During this march, information was brought in that the Boers
were using some farms a few miles off the line of march so a party of us and
some Royal Engineers led by an old Major (who was afterwards killed leading a
battalion of Lancashire Fusiliers landing at Gallipoli) did a night
attack. Getting near the farms we broke
up into three small parties, the Major coming with the party I was in. Firing broke out on our left as we reached
the door of the house we were attacking.
We bashed in the door and stumbling over a saddle and a Mauser rifle we
rushed into the living room.
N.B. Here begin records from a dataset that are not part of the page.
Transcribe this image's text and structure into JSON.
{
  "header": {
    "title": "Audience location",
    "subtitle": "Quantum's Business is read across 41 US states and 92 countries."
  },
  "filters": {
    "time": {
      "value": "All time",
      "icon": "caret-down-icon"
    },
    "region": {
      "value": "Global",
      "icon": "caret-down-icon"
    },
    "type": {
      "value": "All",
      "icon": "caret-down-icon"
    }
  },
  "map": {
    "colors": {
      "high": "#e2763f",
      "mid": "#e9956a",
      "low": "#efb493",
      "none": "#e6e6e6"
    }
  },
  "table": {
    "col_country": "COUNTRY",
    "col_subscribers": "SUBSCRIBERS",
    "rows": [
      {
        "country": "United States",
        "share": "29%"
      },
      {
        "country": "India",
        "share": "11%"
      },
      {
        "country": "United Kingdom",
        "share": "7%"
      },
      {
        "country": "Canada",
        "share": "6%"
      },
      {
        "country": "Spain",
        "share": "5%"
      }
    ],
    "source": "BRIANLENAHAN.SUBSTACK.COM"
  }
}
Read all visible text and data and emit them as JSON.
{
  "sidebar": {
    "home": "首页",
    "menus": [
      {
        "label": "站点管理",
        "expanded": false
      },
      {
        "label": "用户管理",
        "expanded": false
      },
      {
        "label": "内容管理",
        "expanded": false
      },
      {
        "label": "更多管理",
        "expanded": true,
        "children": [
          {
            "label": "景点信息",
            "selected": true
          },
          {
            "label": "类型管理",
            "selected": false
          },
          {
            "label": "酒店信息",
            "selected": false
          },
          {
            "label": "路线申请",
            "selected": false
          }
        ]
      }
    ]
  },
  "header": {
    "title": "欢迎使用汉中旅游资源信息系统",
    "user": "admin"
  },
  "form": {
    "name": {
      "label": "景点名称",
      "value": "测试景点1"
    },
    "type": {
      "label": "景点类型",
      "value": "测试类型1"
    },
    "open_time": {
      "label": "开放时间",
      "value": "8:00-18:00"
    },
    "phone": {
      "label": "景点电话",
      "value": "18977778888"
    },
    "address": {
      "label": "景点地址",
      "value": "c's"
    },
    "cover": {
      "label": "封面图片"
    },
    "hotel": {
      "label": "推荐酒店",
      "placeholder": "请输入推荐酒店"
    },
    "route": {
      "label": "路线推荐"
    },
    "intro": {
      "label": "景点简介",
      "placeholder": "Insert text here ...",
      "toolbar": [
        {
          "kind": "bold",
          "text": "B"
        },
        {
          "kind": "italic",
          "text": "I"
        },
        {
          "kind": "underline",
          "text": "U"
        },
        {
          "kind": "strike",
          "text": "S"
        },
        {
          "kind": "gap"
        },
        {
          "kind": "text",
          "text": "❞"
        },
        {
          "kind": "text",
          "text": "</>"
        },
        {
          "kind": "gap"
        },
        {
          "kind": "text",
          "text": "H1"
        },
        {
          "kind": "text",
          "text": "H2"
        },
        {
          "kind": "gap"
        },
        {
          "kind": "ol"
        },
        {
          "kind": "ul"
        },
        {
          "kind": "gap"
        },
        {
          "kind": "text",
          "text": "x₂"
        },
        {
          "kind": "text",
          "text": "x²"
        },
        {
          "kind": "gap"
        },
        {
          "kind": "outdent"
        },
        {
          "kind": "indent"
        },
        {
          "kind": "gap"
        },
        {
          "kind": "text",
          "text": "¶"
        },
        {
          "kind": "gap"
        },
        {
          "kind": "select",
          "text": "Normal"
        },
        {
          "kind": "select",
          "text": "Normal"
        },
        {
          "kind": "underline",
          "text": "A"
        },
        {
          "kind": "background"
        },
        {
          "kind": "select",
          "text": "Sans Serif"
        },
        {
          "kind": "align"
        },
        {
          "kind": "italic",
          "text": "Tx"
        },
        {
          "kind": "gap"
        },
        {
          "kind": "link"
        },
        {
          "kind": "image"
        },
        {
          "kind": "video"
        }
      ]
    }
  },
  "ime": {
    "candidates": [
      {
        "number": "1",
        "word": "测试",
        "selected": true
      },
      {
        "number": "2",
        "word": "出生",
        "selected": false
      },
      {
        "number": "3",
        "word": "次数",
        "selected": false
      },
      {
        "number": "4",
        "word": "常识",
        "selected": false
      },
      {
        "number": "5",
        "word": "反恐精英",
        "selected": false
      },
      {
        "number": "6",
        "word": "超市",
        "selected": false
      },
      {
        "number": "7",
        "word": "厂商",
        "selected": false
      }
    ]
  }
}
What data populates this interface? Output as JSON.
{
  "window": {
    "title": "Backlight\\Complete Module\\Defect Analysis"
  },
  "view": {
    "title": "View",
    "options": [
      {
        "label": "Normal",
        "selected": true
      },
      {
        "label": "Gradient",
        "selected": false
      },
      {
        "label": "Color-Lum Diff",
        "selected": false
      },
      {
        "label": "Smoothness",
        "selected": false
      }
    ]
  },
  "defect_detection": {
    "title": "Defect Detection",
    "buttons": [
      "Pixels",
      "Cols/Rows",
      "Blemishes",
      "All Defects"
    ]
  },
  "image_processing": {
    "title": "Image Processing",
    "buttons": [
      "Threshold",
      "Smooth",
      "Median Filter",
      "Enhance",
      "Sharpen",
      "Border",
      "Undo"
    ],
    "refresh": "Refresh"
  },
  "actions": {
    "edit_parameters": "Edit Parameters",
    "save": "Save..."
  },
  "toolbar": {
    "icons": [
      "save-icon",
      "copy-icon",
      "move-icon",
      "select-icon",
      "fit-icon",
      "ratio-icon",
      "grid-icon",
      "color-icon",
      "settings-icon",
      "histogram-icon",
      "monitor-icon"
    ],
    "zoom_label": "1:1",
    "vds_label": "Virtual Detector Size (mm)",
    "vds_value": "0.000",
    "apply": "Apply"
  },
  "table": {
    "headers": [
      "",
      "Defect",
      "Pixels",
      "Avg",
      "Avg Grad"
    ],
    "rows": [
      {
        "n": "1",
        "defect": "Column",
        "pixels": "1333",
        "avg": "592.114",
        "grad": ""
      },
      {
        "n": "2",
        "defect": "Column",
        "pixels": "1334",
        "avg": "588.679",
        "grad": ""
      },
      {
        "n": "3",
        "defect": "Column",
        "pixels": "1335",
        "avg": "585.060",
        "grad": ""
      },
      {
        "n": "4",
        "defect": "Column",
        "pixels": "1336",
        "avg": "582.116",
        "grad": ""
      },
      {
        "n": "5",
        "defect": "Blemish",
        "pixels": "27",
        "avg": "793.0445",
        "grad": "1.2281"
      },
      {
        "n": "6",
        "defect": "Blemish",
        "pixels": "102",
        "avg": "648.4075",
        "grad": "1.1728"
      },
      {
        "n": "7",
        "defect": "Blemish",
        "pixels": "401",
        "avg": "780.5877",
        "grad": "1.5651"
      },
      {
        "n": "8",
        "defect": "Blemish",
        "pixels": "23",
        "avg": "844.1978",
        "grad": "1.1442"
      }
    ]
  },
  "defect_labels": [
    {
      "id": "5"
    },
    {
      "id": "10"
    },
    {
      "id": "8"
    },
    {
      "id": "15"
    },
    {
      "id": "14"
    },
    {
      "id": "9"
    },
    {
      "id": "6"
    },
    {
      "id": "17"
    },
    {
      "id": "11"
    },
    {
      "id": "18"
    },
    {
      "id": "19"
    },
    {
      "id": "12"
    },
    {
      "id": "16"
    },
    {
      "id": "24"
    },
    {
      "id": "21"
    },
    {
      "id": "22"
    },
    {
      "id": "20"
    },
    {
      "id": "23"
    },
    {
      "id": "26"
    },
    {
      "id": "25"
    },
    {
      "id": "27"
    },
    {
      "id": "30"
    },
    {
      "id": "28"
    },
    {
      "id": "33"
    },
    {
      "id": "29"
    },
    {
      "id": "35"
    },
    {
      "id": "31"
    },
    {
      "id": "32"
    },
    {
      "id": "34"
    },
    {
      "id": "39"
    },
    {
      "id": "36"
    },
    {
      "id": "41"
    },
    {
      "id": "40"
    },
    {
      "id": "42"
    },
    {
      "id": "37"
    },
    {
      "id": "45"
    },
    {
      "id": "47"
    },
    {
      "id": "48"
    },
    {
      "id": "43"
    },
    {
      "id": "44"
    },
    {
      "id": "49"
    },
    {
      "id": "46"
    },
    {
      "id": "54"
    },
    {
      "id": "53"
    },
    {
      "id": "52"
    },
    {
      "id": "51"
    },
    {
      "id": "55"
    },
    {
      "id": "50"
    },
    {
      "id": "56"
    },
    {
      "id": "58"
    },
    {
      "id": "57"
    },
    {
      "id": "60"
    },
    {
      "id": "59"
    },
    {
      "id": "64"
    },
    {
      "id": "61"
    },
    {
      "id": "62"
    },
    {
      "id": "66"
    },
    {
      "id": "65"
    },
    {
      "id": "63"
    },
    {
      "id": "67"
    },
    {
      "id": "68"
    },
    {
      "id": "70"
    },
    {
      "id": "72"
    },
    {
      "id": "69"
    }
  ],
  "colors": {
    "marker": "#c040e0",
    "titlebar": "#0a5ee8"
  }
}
There in
bed lay two women with a lump between them.
I flung the bedclothes off and there he was. He surrendered and got up, then the old Major
said to him “Is one of these women your wife?”
“No sir,” replied the man. “You
scoundrel!” said the officer. We lads
grinned. The Boer, he was a
schoolmaster.
I had taken part in several night attacks with that old
Major in command and always he was the front man going in and the last man
coming out. He was a stickler for what
was right. The ex-schoolmaster was put
under guard and the women packed a few things in their Trek Wagon, got in
themselves and we started back to camp.
Their destination – the schoolmaster to a prisoner of war camp, the
women to one of the special camps. We
had made about two miles of our return journey when, hearing a bang, we looked
back and saw the corrugated iron roofing of their home flying in the air like
huge Aasvogels. I overheard one of the women say to the other Skellum our
engineers had blown up their house - a
penalty for giving comfort to the enemy.